Lipid levels change only minimally in response to food intake and are still predictive of increased risk for cardiovascular events, report investigators.
“Lipid profiles are usually measured after fasting; however, it would be much simpler for patients if a random nonfasting sample could be used,” say Børge Nordestgaard (Copenhagen University Hospital, Denmark) and colleagues.
Hypothesizing that nonfasting lipid samples would not differ significantly from fasting samples, and that they would be equally predictive for cardiovascular events, the researchers measured changes in lipids after eating in 33,391 people from the Copenhagen General Population Study.

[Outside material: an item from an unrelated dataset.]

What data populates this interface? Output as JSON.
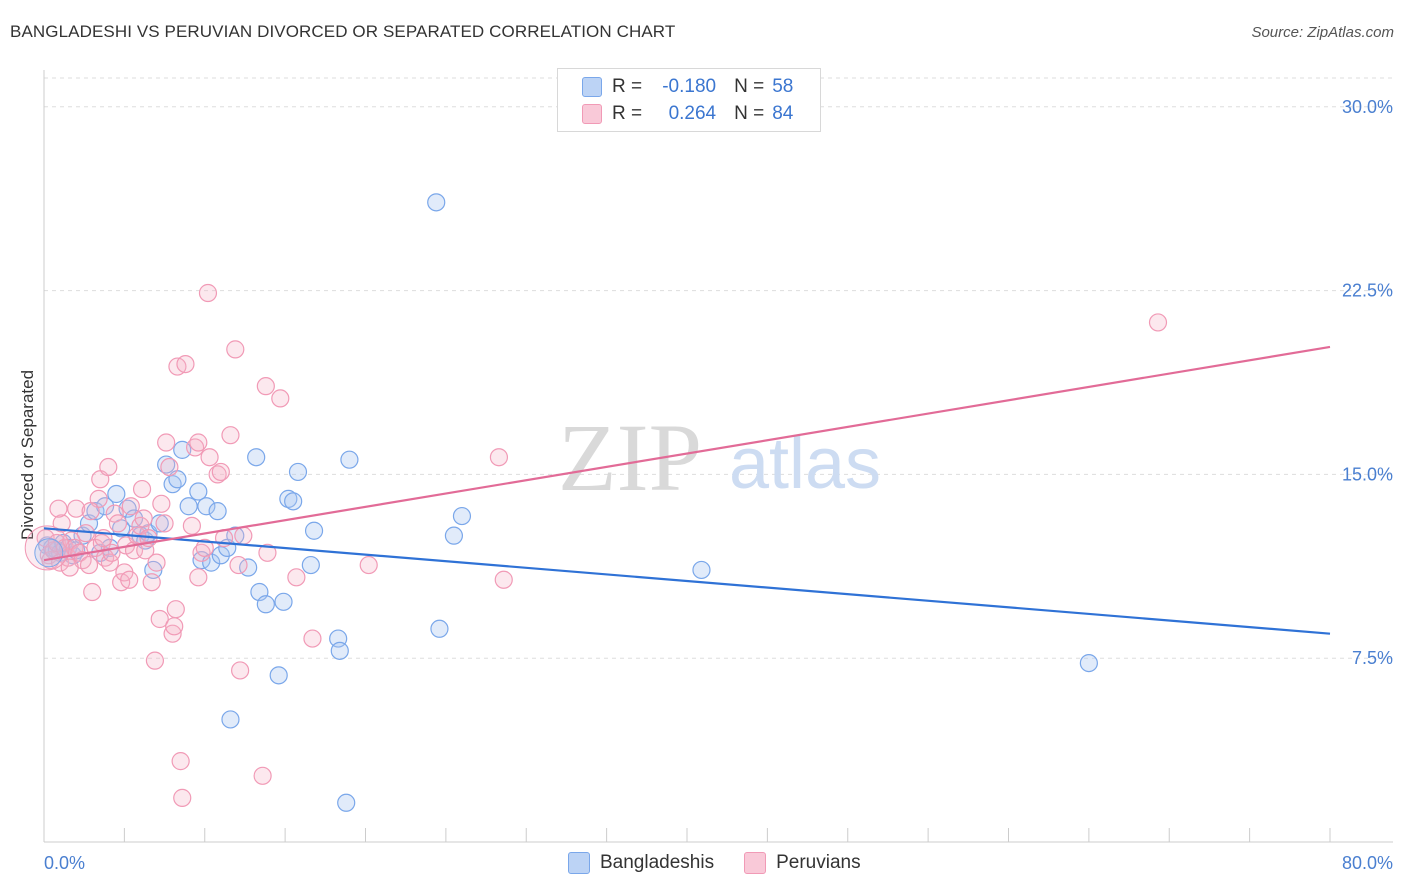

They also measured the predictive ability of baseline nonfasting lipids in 9319 individuals from the Copenhagen City Heart study over a 14-year period, during which time 1166 cardiovascular events (627 myocardial infarctions and 539 ischemic strokes) occurred.
As reported in the journal Circulation, the authors found that total cholesterol, low-density lipoprotein (LDL) cholesterol, and high-density lipoprotein (HDL) cholesterol were reduced by an average of 0.2 mmol/l, 0.1 mmol/l, and 0.1 mmol/l, respectively, for a period of 3 to 5 hours.
In contrast, triglycerides increased by an average of 0.3 mmol/l for up to 6 hours after eating.
In the Copenhagen City Heart study group, a 1.7–2.4-fold increased risk for cardiovascular events was predicted by comparing the highest compared with the lowest tertiles for nonfasting total, non-HDL, and LDL cholesterol, apolipoprotein (apo)B, triglycerides, total cholesterol-to-HDL cholesterol ratio, and ratio of apoB-to-apoA-I, as well as the lowest versus the highest tertiles of nonfasting HDL cholesterol and apoA-I.
“Because we detected only minimal changes in levels of lipids, lipoproteins, and apolipoproteins in response to normal food intake in the general population, changes that are clinically unimportant, and because nonfasting levels predict cardiovascular events, our data challenge the necessity for asking patients to fast before measurement of lipid profiles for cardiovascular risk prediction,” conclude Nordestgaard et al.